Um eine Auszeichnung reicher ist seit kurzem das Landhotel Steiner. Durch den bayerischen Ministerpräsidenten Markus Söder wurde die Traditionsgasstätte, die sich seit 1850 im Familienbesitz befindet, mit dem Gütesiegel "100 beste Heimatwirtschaften" ausgezeichnet. Große Freude herrschte bei Geschäftsführerin Antje Steiner, als sie den entsprechenden Anruf aus München
bekam. "Ich bin unwahrscheinlich stolz auf diese Würdigung unseres Engagements", sagte Steiner. Mit "unser" meinte sie, die Leistung, die ihre rund 30 Mitarbeiter Tag für Tag erbringen. "Ohne deren Einsatz wäre es nicht möglich, zu den 100 besten Heimatwirtschaften zu zählen", betonte
Antje Steiner. Durch die Ehrung sieht sich auf ihrem Weg bestätigt, Brauchtum und Moderne unter einem Dach zu verbinden. "Wir sind ein modernes Hotel, in dem auch Stammtische ihren Platz haben", beschrieb die Geschäftsführerin ihre Philosophie.

Der Wettbewerb wurde vom Heimatministerium gemeinsam mit dem Bayerischen Hotel- und Gaststättenverband Dehoga Bayern initiiert. Bewerben konnten sich alle Heimatwirtschaften im ländlichen Raum mit regelmäßigen Öffnungszeiten. Mehrere Hundert Gaststätten aus ganz Bayern beteiligten sich an dem Wettbewerb.

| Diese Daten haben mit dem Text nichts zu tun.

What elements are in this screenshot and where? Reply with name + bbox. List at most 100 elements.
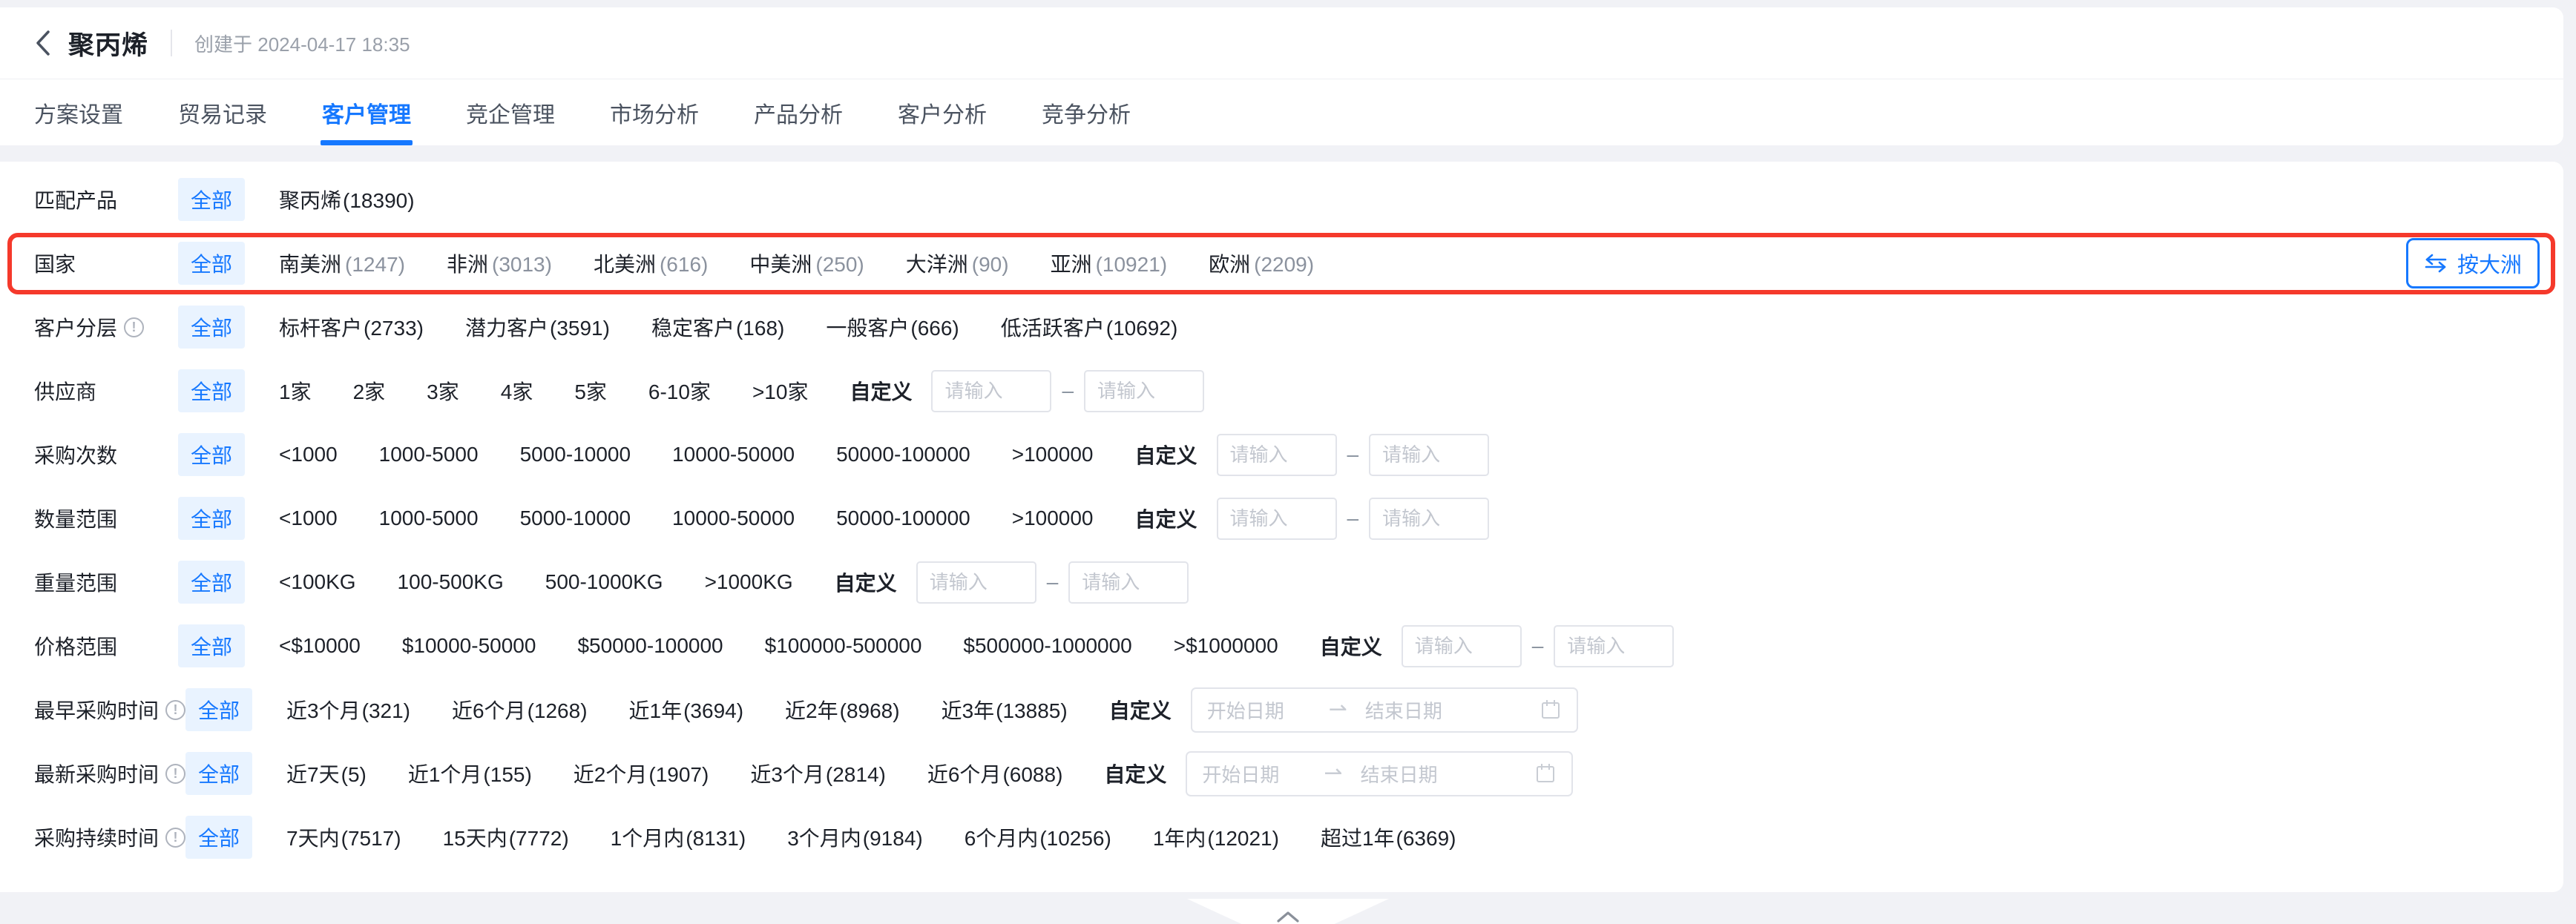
- filter-option[interactable]: 5000-10000: [520, 443, 631, 466]
- filter-option[interactable]: 亚洲10921: [1051, 248, 1168, 278]
- tab-customer-analysis[interactable]: 客户分析: [898, 79, 987, 145]
- filter-option[interactable]: 非洲3013: [447, 248, 552, 278]
- filter-option[interactable]: 4家: [501, 376, 533, 406]
- filter-option[interactable]: 近1个月155: [408, 759, 532, 788]
- info-icon[interactable]: !: [165, 764, 185, 784]
- filter-option[interactable]: 近6个月6088: [927, 759, 1063, 788]
- filter-option[interactable]: <$10000: [279, 634, 361, 658]
- custom-range-label[interactable]: 自定义: [835, 567, 897, 597]
- filter-option[interactable]: <1000: [279, 506, 338, 530]
- custom-range-label[interactable]: 自定义: [850, 376, 912, 406]
- tab-plan-settings[interactable]: 方案设置: [34, 79, 123, 145]
- max-input[interactable]: [1554, 625, 1674, 667]
- min-input[interactable]: [931, 370, 1051, 412]
- tab-trade-records[interactable]: 贸易记录: [178, 79, 267, 145]
- filter-option[interactable]: 近7天5: [286, 759, 367, 788]
- custom-range-label[interactable]: 自定义: [1320, 631, 1382, 661]
- filter-option[interactable]: 中美洲250: [749, 248, 864, 278]
- filter-option[interactable]: 1家: [279, 376, 312, 406]
- filter-option[interactable]: 10000-50000: [672, 443, 795, 466]
- date-range-picker[interactable]: 开始日期 ⇀ 结束日期: [1186, 751, 1573, 796]
- filter-option[interactable]: 南美洲1247: [279, 248, 405, 278]
- filter-option[interactable]: 6-10家: [648, 376, 711, 406]
- info-icon[interactable]: !: [124, 317, 144, 337]
- filter-option[interactable]: >100000: [1012, 506, 1094, 530]
- filter-option[interactable]: 3个月内9184: [787, 822, 923, 852]
- filter-option[interactable]: 7天内7517: [286, 822, 401, 852]
- max-input[interactable]: [1369, 498, 1489, 540]
- filter-option[interactable]: 低活跃客户10692: [1001, 312, 1178, 342]
- filter-option[interactable]: 标杆客户2733: [279, 312, 424, 342]
- max-input[interactable]: [1068, 561, 1189, 604]
- filter-option[interactable]: 近3年13885: [942, 695, 1068, 725]
- filter-all-chip[interactable]: 全部: [178, 624, 245, 667]
- filter-all-chip[interactable]: 全部: [178, 178, 245, 221]
- filter-all-chip[interactable]: 全部: [185, 752, 252, 795]
- filter-all-chip[interactable]: 全部: [178, 306, 245, 349]
- filter-all-chip[interactable]: 全部: [178, 369, 245, 412]
- filter-option[interactable]: 2家: [353, 376, 386, 406]
- filter-option[interactable]: 近3个月321: [286, 695, 410, 725]
- filter-option[interactable]: 6个月内10256: [965, 822, 1111, 852]
- filter-option[interactable]: 稳定客户168: [651, 312, 784, 342]
- info-icon[interactable]: !: [165, 700, 185, 720]
- custom-range-label[interactable]: 自定义: [1135, 504, 1197, 533]
- min-input[interactable]: [1402, 625, 1522, 667]
- back-button[interactable]: [34, 28, 52, 58]
- tab-competition-analysis[interactable]: 竞争分析: [1042, 79, 1131, 145]
- filter-option[interactable]: 5家: [574, 376, 607, 406]
- date-range-picker[interactable]: 开始日期 ⇀ 结束日期: [1191, 687, 1578, 733]
- filter-option[interactable]: 50000-100000: [836, 506, 970, 530]
- max-input[interactable]: [1084, 370, 1204, 412]
- filter-option[interactable]: 15天内7772: [443, 822, 569, 852]
- filter-option[interactable]: 近3个月2814: [750, 759, 886, 788]
- min-input[interactable]: [1217, 498, 1337, 540]
- filter-all-chip[interactable]: 全部: [178, 497, 245, 540]
- filter-all-chip[interactable]: 全部: [178, 242, 245, 285]
- min-input[interactable]: [1217, 434, 1337, 476]
- filter-option[interactable]: 500-1000KG: [545, 570, 663, 594]
- filter-option[interactable]: 10000-50000: [672, 506, 795, 530]
- filter-option[interactable]: 1个月内8131: [611, 822, 746, 852]
- filter-option[interactable]: 北美洲616: [594, 248, 708, 278]
- collapse-filter-panel-button[interactable]: [1187, 899, 1389, 924]
- group-by-continent-button[interactable]: 按大洲: [2406, 238, 2540, 288]
- filter-option[interactable]: 100-500KG: [398, 570, 504, 594]
- filter-option[interactable]: 一般客户666: [826, 312, 959, 342]
- custom-range-label[interactable]: 自定义: [1135, 440, 1197, 469]
- filter-option[interactable]: 大洋洲90: [906, 248, 1009, 278]
- filter-all-chip[interactable]: 全部: [178, 433, 245, 476]
- filter-option[interactable]: <1000: [279, 443, 338, 466]
- filter-option[interactable]: 潜力客户3591: [465, 312, 610, 342]
- filter-option[interactable]: 1000-5000: [379, 443, 479, 466]
- filter-option[interactable]: 近2个月1907: [574, 759, 709, 788]
- custom-range-label[interactable]: 自定义: [1104, 759, 1166, 788]
- filter-option[interactable]: 超过1年6369: [1321, 822, 1456, 852]
- info-icon[interactable]: !: [165, 828, 185, 848]
- filter-option[interactable]: 1年内12021: [1153, 822, 1279, 852]
- tab-market-analysis[interactable]: 市场分析: [610, 79, 699, 145]
- tab-competitor-management[interactable]: 竞企管理: [466, 79, 555, 145]
- max-input[interactable]: [1369, 434, 1489, 476]
- filter-option[interactable]: 欧洲2209: [1209, 248, 1314, 278]
- filter-option[interactable]: >10家: [752, 376, 809, 406]
- filter-option[interactable]: $10000-50000: [402, 634, 536, 658]
- filter-option[interactable]: <100KG: [279, 570, 356, 594]
- filter-option[interactable]: 5000-10000: [520, 506, 631, 530]
- filter-option[interactable]: >100000: [1012, 443, 1094, 466]
- filter-option[interactable]: 近1年3694: [629, 695, 744, 725]
- filter-option[interactable]: 3家: [427, 376, 459, 406]
- filter-all-chip[interactable]: 全部: [185, 688, 252, 731]
- filter-option[interactable]: 1000-5000: [379, 506, 479, 530]
- filter-option[interactable]: $500000-1000000: [963, 634, 1131, 658]
- filter-option[interactable]: >$1000000: [1174, 634, 1278, 658]
- filter-option[interactable]: $50000-100000: [577, 634, 723, 658]
- filter-all-chip[interactable]: 全部: [185, 816, 252, 859]
- filter-option[interactable]: 聚丙烯18390: [279, 185, 415, 214]
- tab-customer-management[interactable]: 客户管理: [322, 79, 411, 145]
- tab-product-analysis[interactable]: 产品分析: [754, 79, 843, 145]
- filter-option[interactable]: $100000-500000: [765, 634, 922, 658]
- filter-option[interactable]: 近2年8968: [785, 695, 900, 725]
- filter-option[interactable]: 近6个月1268: [452, 695, 588, 725]
- filter-option[interactable]: >1000KG: [705, 570, 793, 594]
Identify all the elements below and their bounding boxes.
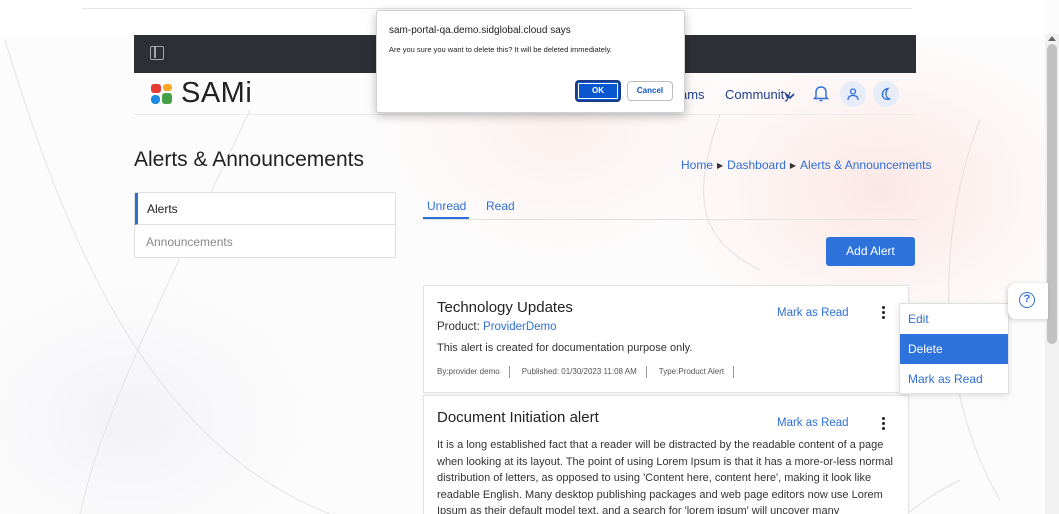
- left-menu-item-alerts[interactable]: Alerts: [135, 193, 395, 225]
- breadcrumb-current[interactable]: Alerts & Announcements: [800, 158, 931, 172]
- menu-item-mark-as-read[interactable]: Mark as Read: [900, 364, 1008, 394]
- help-button[interactable]: ?: [1008, 283, 1048, 319]
- divider: [645, 366, 647, 378]
- alert-description: This alert is created for documentation …: [437, 342, 693, 354]
- tab-bar: Unread Read: [423, 192, 915, 220]
- breadcrumb: Home ▶ Dashboard ▶ Alerts & Announcements: [681, 158, 931, 172]
- confirm-dialog: sam-portal-qa.demo.sidglobal.cloud says …: [376, 10, 685, 113]
- tab-unread[interactable]: Unread: [427, 199, 466, 213]
- cancel-button[interactable]: Cancel: [627, 81, 673, 101]
- kebab-menu-icon[interactable]: [882, 417, 886, 432]
- sami-logo-icon: [151, 84, 172, 104]
- chevron-down-icon[interactable]: [785, 91, 795, 101]
- alert-product: Product: ProviderDemo: [437, 321, 557, 333]
- bell-icon[interactable]: [813, 84, 829, 102]
- alert-card: Document Initiation alert Mark as Read I…: [423, 395, 909, 514]
- breadcrumb-dashboard[interactable]: Dashboard: [727, 158, 786, 172]
- question-circle-icon[interactable]: ?: [1019, 292, 1035, 308]
- alert-author: By:provider demo: [437, 367, 500, 377]
- dialog-message: Are you sure you want to delete this? It…: [389, 45, 612, 54]
- active-tab-indicator: [423, 217, 469, 219]
- scroll-up-arrow-icon[interactable]: [1048, 36, 1056, 41]
- alert-actions-menu: Edit Delete Mark as Read: [899, 303, 1009, 394]
- menu-item-edit[interactable]: Edit: [900, 304, 1008, 334]
- sidebar-toggle-icon[interactable]: [150, 46, 164, 60]
- product-label: Product:: [437, 321, 480, 333]
- scrollbar-thumb[interactable]: [1047, 44, 1057, 344]
- divider: [82, 8, 912, 9]
- caret-right-icon: ▶: [789, 161, 797, 170]
- left-menu: Alerts Announcements: [134, 192, 396, 258]
- breadcrumb-home[interactable]: Home: [681, 158, 713, 172]
- logo-text: SAMi: [181, 77, 253, 109]
- alert-title: Document Initiation alert: [437, 409, 599, 426]
- alert-body: It is a long established fact that a rea…: [437, 439, 893, 514]
- user-icon[interactable]: [840, 81, 866, 107]
- alert-title: Technology Updates: [437, 299, 573, 316]
- add-alert-button[interactable]: Add Alert: [826, 237, 915, 266]
- page-title: Alerts & Announcements: [134, 148, 364, 171]
- product-link[interactable]: ProviderDemo: [483, 321, 557, 333]
- divider: [733, 366, 735, 378]
- alert-meta: By:provider demo Published: 01/30/2023 11…: [437, 366, 746, 378]
- ok-button[interactable]: OK: [575, 80, 621, 102]
- tab-read[interactable]: Read: [486, 199, 515, 213]
- left-menu-item-announcements[interactable]: Announcements: [135, 226, 395, 258]
- divider: [508, 366, 510, 378]
- alert-card: Technology Updates Product: ProviderDemo…: [423, 285, 909, 393]
- caret-right-icon: ▶: [717, 161, 724, 170]
- mark-as-read-link[interactable]: Mark as Read: [777, 307, 849, 319]
- dialog-title: sam-portal-qa.demo.sidglobal.cloud says: [389, 25, 571, 36]
- mark-as-read-link[interactable]: Mark as Read: [777, 417, 849, 429]
- alert-type: Type:Product Alert: [658, 367, 725, 377]
- menu-item-delete[interactable]: Delete: [900, 334, 1008, 364]
- nav-item-community[interactable]: Community: [725, 87, 791, 102]
- kebab-menu-icon[interactable]: [882, 306, 886, 321]
- moon-icon[interactable]: [873, 81, 899, 107]
- alert-published: Published: 01/30/2023 11:08 AM: [521, 367, 637, 377]
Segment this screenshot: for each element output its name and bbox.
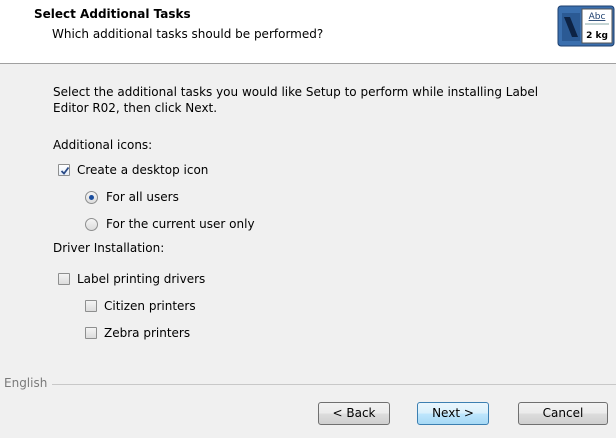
logo-text-bottom: 2 kg — [586, 31, 608, 41]
checkbox-unchecked-icon[interactable] — [85, 300, 97, 312]
label-drivers-label: Label printing drivers — [77, 272, 206, 286]
page-title: Select Additional Tasks — [34, 7, 191, 21]
citizen-printers-label: Citizen printers — [104, 299, 196, 313]
cancel-button[interactable]: Cancel — [518, 402, 608, 425]
zebra-printers-label: Zebra printers — [104, 326, 191, 340]
wizard-content: Select the additional tasks you would li… — [0, 64, 616, 438]
label-box-icon: Abc 2 kg — [556, 3, 616, 49]
logo-text-top: Abc — [589, 12, 606, 22]
current-user-label: For the current user only — [106, 217, 255, 231]
footer-divider — [52, 384, 616, 385]
checkbox-checked-icon[interactable] — [58, 164, 70, 176]
for-all-users-radio[interactable]: For all users — [85, 190, 179, 204]
radio-selected-icon[interactable] — [85, 190, 98, 204]
citizen-printers-checkbox[interactable]: Citizen printers — [85, 299, 196, 313]
desktop-icon-checkbox[interactable]: Create a desktop icon — [58, 163, 208, 177]
next-button[interactable]: Next > — [417, 402, 489, 425]
desktop-icon-label: Create a desktop icon — [77, 163, 209, 177]
driver-installation-label: Driver Installation: — [53, 241, 165, 255]
checkbox-unchecked-icon[interactable] — [85, 327, 97, 339]
setup-wizard-window: Select Additional Tasks Which additional… — [0, 0, 616, 438]
zebra-printers-checkbox[interactable]: Zebra printers — [85, 326, 190, 340]
for-all-users-label: For all users — [106, 190, 179, 204]
current-user-radio[interactable]: For the current user only — [85, 217, 255, 231]
language-label: English — [4, 376, 48, 390]
checkbox-unchecked-icon[interactable] — [58, 273, 70, 285]
back-button[interactable]: < Back — [318, 402, 390, 425]
wizard-header: Select Additional Tasks Which additional… — [0, 0, 616, 64]
additional-icons-label: Additional icons: — [53, 138, 153, 152]
label-drivers-checkbox[interactable]: Label printing drivers — [58, 272, 205, 286]
intro-text: Select the additional tasks you would li… — [53, 85, 539, 115]
page-subtitle: Which additional tasks should be perform… — [52, 27, 324, 41]
radio-unselected-icon[interactable] — [85, 217, 98, 231]
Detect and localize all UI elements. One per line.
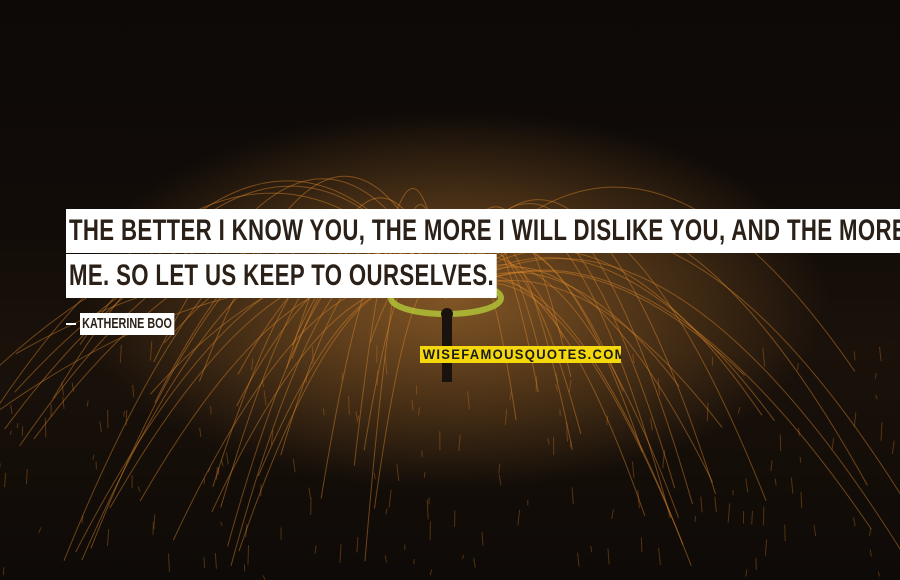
ground-spark [640, 537, 643, 552]
ground-spark [339, 544, 342, 563]
ground-spark [388, 489, 392, 508]
ground-spark [247, 545, 250, 565]
ground-spark [384, 555, 388, 563]
ground-spark [44, 417, 47, 438]
ground-spark [423, 472, 426, 478]
ground-spark [473, 557, 476, 568]
ground-spark [700, 496, 703, 513]
ground-spark [106, 529, 110, 546]
quote-text-line-1: THE BETTER I KNOW YOU, THE MORE I WILL D… [66, 209, 900, 253]
author-name: KATHERINE BOO [80, 313, 175, 335]
ground-spark [869, 549, 872, 557]
ground-spark [751, 510, 753, 525]
watermark-text: WISEFAMOUSQUOTES.COM [422, 346, 621, 362]
ground-spark [245, 524, 248, 538]
ground-spark [800, 491, 803, 508]
ground-spark [877, 571, 880, 577]
ground-spark [308, 487, 312, 499]
ground-spark [214, 553, 217, 569]
ground-spark [203, 557, 206, 568]
ground-spark [831, 437, 835, 449]
ground-spark [891, 440, 895, 455]
ground-spark [576, 552, 580, 567]
ground-spark [210, 406, 212, 415]
ground-spark [61, 382, 64, 396]
ground-spark [262, 575, 266, 580]
ground-spark [590, 545, 593, 553]
ground-spark [123, 410, 126, 417]
ground-spark [4, 472, 7, 488]
ground-spark [25, 468, 28, 485]
ground-spark [878, 346, 882, 362]
ground-spark [727, 503, 731, 523]
ground-spark [220, 460, 224, 467]
ground-spark [481, 532, 484, 546]
ground-spark [137, 486, 141, 492]
quote-image: THE BETTER I KNOW YOU, THE MORE I WILL D… [0, 0, 900, 580]
ground-spark [875, 394, 878, 400]
author-dash [66, 323, 76, 325]
ground-spark [10, 404, 13, 415]
ground-spark [874, 373, 878, 379]
ground-spark [764, 539, 768, 556]
ground-spark [658, 547, 661, 566]
ground-spark [745, 569, 748, 577]
ground-spark [356, 537, 359, 553]
ground-spark [797, 427, 800, 436]
ground-spark [413, 558, 415, 565]
quote-text-line-2: ME. SO LET US KEEP TO OURSELVES. [66, 254, 498, 298]
ground-spark [790, 477, 794, 494]
ground-spark [92, 454, 95, 460]
quote-line-2: ME. SO LET US KEEP TO OURSELVES. [66, 254, 648, 298]
ground-spark [706, 402, 709, 422]
ground-spark [813, 524, 817, 537]
ground-spark [571, 487, 574, 505]
ground-spark [426, 499, 429, 520]
ground-spark [385, 508, 388, 515]
ground-spark [216, 466, 218, 480]
ground-spark [880, 422, 883, 441]
ground-spark [62, 396, 65, 409]
ground-spark [868, 527, 872, 536]
ground-spark [167, 553, 171, 572]
ground-spark [125, 409, 128, 426]
quote-line-1: THE BETTER I KNOW YOU, THE MORE I WILL D… [66, 209, 900, 253]
ground-spark [86, 400, 89, 407]
ground-spark [774, 478, 777, 486]
ground-spark [770, 460, 773, 472]
ground-spark [99, 421, 102, 433]
ground-spark [611, 509, 614, 520]
ground-spark [9, 430, 12, 435]
watermark-logo: WISEFAMOUSQUOTES.COM [420, 346, 621, 363]
ground-spark [714, 496, 717, 513]
author-attribution: KATHERINE BOO [66, 313, 211, 335]
ground-spark [853, 412, 857, 427]
ground-spark [38, 527, 42, 534]
ground-spark [220, 521, 223, 527]
ground-spark [694, 515, 697, 523]
ground-spark [153, 514, 156, 530]
ground-spark [799, 456, 802, 463]
ground-spark [745, 478, 749, 493]
ground-spark [429, 569, 433, 576]
ground-spark [607, 548, 610, 565]
ground-spark [517, 509, 521, 526]
ground-spark [853, 517, 856, 527]
ground-spark [314, 545, 317, 554]
ground-spark [461, 554, 465, 560]
ground-spark [853, 351, 856, 361]
ground-spark [797, 363, 799, 371]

Symbol bayerischer Lebensart

Im Rahmen der Preisverleihung - die Auszeichnung war mit 1000 Euro dotiert - betonte Markus Söder im Festsaal des Münchner Hofbräus, dass bayerische Wirtshäuser und Gaststätten ein lebendiges Symbol der bayerischen Lebensart seien. Söder weiter: "Heimatwirtschaften prägen mit ihrer Geschichte, Tradition und sozialen Bedeutung den ländlichen Raum in Bayern. Sie sind zentraler Bestandteil unseres Heimatgefühls und tragen in besonderer Weise zum Erhalt der Dorfgemeinschaft und der Weitergabe von Brauchtum und Tradition bei."

"Heimatwirtschaften sind als Stützen der Heimat Institutionen bayerischer Lebensart, Motor der regionalen Wirtschaft", meinte der bayerische Finanz- und Heimatminister Albert Füracker in München. In der Heimat blieb der Erfolg des Landhotels Steiner nicht ungehört. So ließen es sich der IHK-Hauptgeschäftsführer Siegmar Schnabel und die Gemeinde Großheirath, vertreten durch Zweiten Bürgermeisters Wolfgang Schultheiß, nicht nehmen, Antje Steiner persönlich zu der besonderen Auszeichnung zu gratulieren. Schultheiß betonte, der Erfolg von Antje Steiner mache die
gesamte Gemeinde stolz. Für Siegmar Schnabel ist es wichtig, dass die Dörfer ihren Mittelpunkt und damit ihre Identität nicht verlieren. Besonders Gastwirtschaften wie Steiner in Großheirath tragen nach Worten des IHK-Hauptgeschäftsführers zum Erhalt der dörflichen Gemeinschaft bei. Für ihn
drückt die fränkische Gastlichkeit einen besonderer Charme aus. Für Schnabel ist es wichtig, dass das Signal aus München auch bei der Bevölkerung ankommt und genutzt wird. Damit auch die Gäste wissen, dass sie sich in einer besonderen Gaststätte befinden, weisen spezielle Bierdeckel ab sofort auf die Auszeichnung hin.